A Operação Rodin teve relação com uma outra operação realizada na época, a Solidária. Em uma entrevista coletiva concedida no dia do anúncio da ação, o promotor Adriano dos Santos Raldi, afirmou: “Eu queria destacar que uma grande parte do que está sendo apresentado hoje é composto de elementos que foram recolhidos na Operação Solidária, que se iniciou em Canoas e que quando chegou ao Supremo Tribunal Federal sofreu um lamentável vazamento de informação que prejudicou a investigação. A Solidária poderia ser mais proveitosa se isso não tivesse ocorrido. Mas todos os elementos de interesse para este processo foram utilizados”.

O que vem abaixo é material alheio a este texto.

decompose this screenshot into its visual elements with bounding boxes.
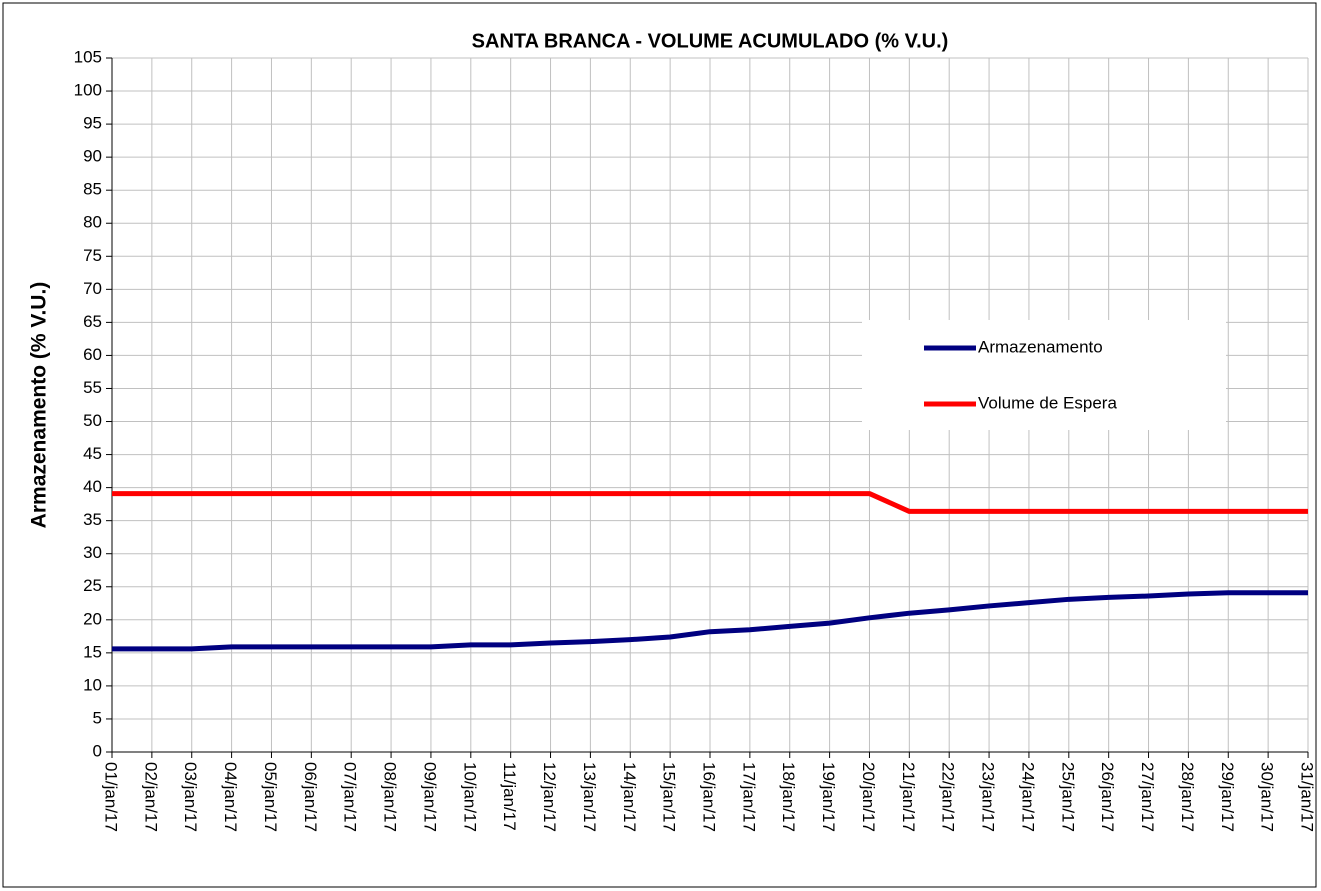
x-tick-label: 30/jan/17 xyxy=(1258,762,1277,832)
legend-label: Armazenamento xyxy=(978,337,1103,356)
x-tick-label: 11/jan/17 xyxy=(500,762,519,831)
x-tick-label: 07/jan/17 xyxy=(341,762,360,832)
x-tick-label: 23/jan/17 xyxy=(979,762,998,832)
x-tick-label: 18/jan/17 xyxy=(779,762,798,832)
x-tick-label: 28/jan/17 xyxy=(1178,762,1197,832)
x-tick-label: 15/jan/17 xyxy=(660,762,679,832)
x-tick-label: 02/jan/17 xyxy=(141,762,160,832)
x-tick-label: 29/jan/17 xyxy=(1218,762,1237,832)
x-tick-label: 19/jan/17 xyxy=(819,762,838,832)
y-tick-label: 10 xyxy=(83,675,102,694)
x-tick-label: 26/jan/17 xyxy=(1098,762,1117,832)
y-tick-label: 65 xyxy=(83,312,102,331)
x-tick-label: 10/jan/17 xyxy=(460,762,479,832)
y-tick-label: 20 xyxy=(83,609,102,628)
x-tick-label: 08/jan/17 xyxy=(381,762,400,832)
y-tick-label: 15 xyxy=(83,642,102,661)
x-tick-label: 03/jan/17 xyxy=(181,762,200,832)
y-tick-label: 100 xyxy=(74,81,102,100)
x-tick-label: 12/jan/17 xyxy=(540,762,559,832)
y-tick-label: 55 xyxy=(83,378,102,397)
y-tick-label: 40 xyxy=(83,477,102,496)
y-tick-label: 75 xyxy=(83,246,102,265)
x-tick-label: 09/jan/17 xyxy=(420,762,439,832)
x-tick-label: 22/jan/17 xyxy=(939,762,958,832)
x-tick-label: 25/jan/17 xyxy=(1058,762,1077,832)
y-tick-label: 90 xyxy=(83,147,102,166)
y-tick-label: 5 xyxy=(93,708,102,727)
y-tick-label: 95 xyxy=(83,114,102,133)
y-tick-label: 60 xyxy=(83,345,102,364)
x-tick-label: 05/jan/17 xyxy=(261,762,280,832)
x-tick-label: 14/jan/17 xyxy=(620,762,639,832)
y-tick-label: 85 xyxy=(83,180,102,199)
y-tick-label: 70 xyxy=(83,279,102,298)
x-tick-label: 06/jan/17 xyxy=(301,762,320,832)
x-tick-label: 13/jan/17 xyxy=(580,762,599,832)
x-tick-label: 24/jan/17 xyxy=(1018,762,1037,832)
x-tick-label: 17/jan/17 xyxy=(739,762,758,832)
x-tick-label: 01/jan/17 xyxy=(102,762,121,832)
legend xyxy=(862,320,1226,430)
chart-title: SANTA BRANCA - VOLUME ACUMULADO (% V.U.) xyxy=(472,30,949,52)
y-axis-title: Armazenamento (% V.U.) xyxy=(28,282,51,529)
y-tick-label: 80 xyxy=(83,213,102,232)
x-tick-label: 27/jan/17 xyxy=(1138,762,1157,832)
y-tick-label: 30 xyxy=(83,543,102,562)
y-tick-label: 35 xyxy=(83,510,102,529)
y-tick-label: 105 xyxy=(74,47,102,66)
y-tick-label: 0 xyxy=(93,741,102,760)
y-tick-label: 50 xyxy=(83,411,102,430)
x-tick-label: 21/jan/17 xyxy=(899,762,918,832)
legend-label: Volume de Espera xyxy=(978,393,1117,412)
x-tick-label: 31/jan/17 xyxy=(1298,762,1317,832)
x-tick-label: 04/jan/17 xyxy=(221,762,240,832)
y-tick-label: 25 xyxy=(83,576,102,595)
series-line xyxy=(112,491,1308,514)
y-tick-label: 45 xyxy=(83,444,102,463)
x-tick-label: 16/jan/17 xyxy=(700,762,719,832)
series-line xyxy=(112,590,1308,652)
x-tick-label: 20/jan/17 xyxy=(859,762,878,832)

A denúncia do MPF foi duríssima e apontou a existência de uma “quadrilha criminosa”, que teria lesado os cofres públicos:
“Os demandados agiram de forma imoral, pessoal, desleal, desonesta e ímproba, valendo-se da condição de ou em conjunto com agentes políticos e servidores públicos para obterem vantagens pessoais, utilizando-se dos respectivos cargos, de bens públicos e verbas públicas afetadas ao desenvolvimento de serviços públicos em área sujeita às suas atribuições funcionais e políticas.”
Esse grupo, prosseguiu a denúncia do MPF, constituiu “verdadeira quadrilha criminosa, que lesou os cofres públicos entre os anos de 2003, por volta do mês de junho, até o mês de novembro de ano de 2007 (deflagração da fase ostensiva da investigação).” A ação definiu assim a atuação desse grupo:
“A societas delinquentium restou formada pela associação perene e estável de diversas pessoas, integrantes de diferentes núcleos estatais e diversas esferas privadas, no objetivo consciente e deliberado de perpetrar, continuadamente, sob diversas formas e com a máxima lucratividade possível, as condutas ímprobas apuradas em face da Administração Pública e do Erário. O agir do grupo enquadra-se no conceito de organização criminosa da Lei n° 9.034/1995, estando presente a hierarquia da associação delitiva, o intuito lucrativo, gestão empresarial das negociatas criminosas, destruição de probas, omissão de rendimentos, corrupção do tecido social, inserção estatal ilegítima e blindagem patrimonial”.
“A organização criminosa era fortemente estruturada e sua atuação primordial voltava-se à obtenção e celebração de contratos públicos, mediante dispensa irregular de licitação em prol de fundações de apoio vinculadas à Universidade Federal de Santa Maria. (…) A quadrilha estabeleceu verdadeiro bureau do crime, utilizando-se, de forma fraudulenta, da possibilidade de dispensa de licitação para contratação de fundações de apoio, bem como de prestígios políticos de seus integrantes para o estabelecimento e manutenção dos intensos contatos com gestores públicos – para quem ‘vendiam’ a fraude e dos quais dependiam decisivamente para a consecução da sangria do Erário”.
Diante da gravidade da denúncia, da decisão do STF e das acusações feitas por José Otávio Germano aos agentes públicos que participaram dessa investigação, aguarda-se manifestação dos mesmos sobre a retomada ou não das investigações e sobre o futuro da ação como um todo.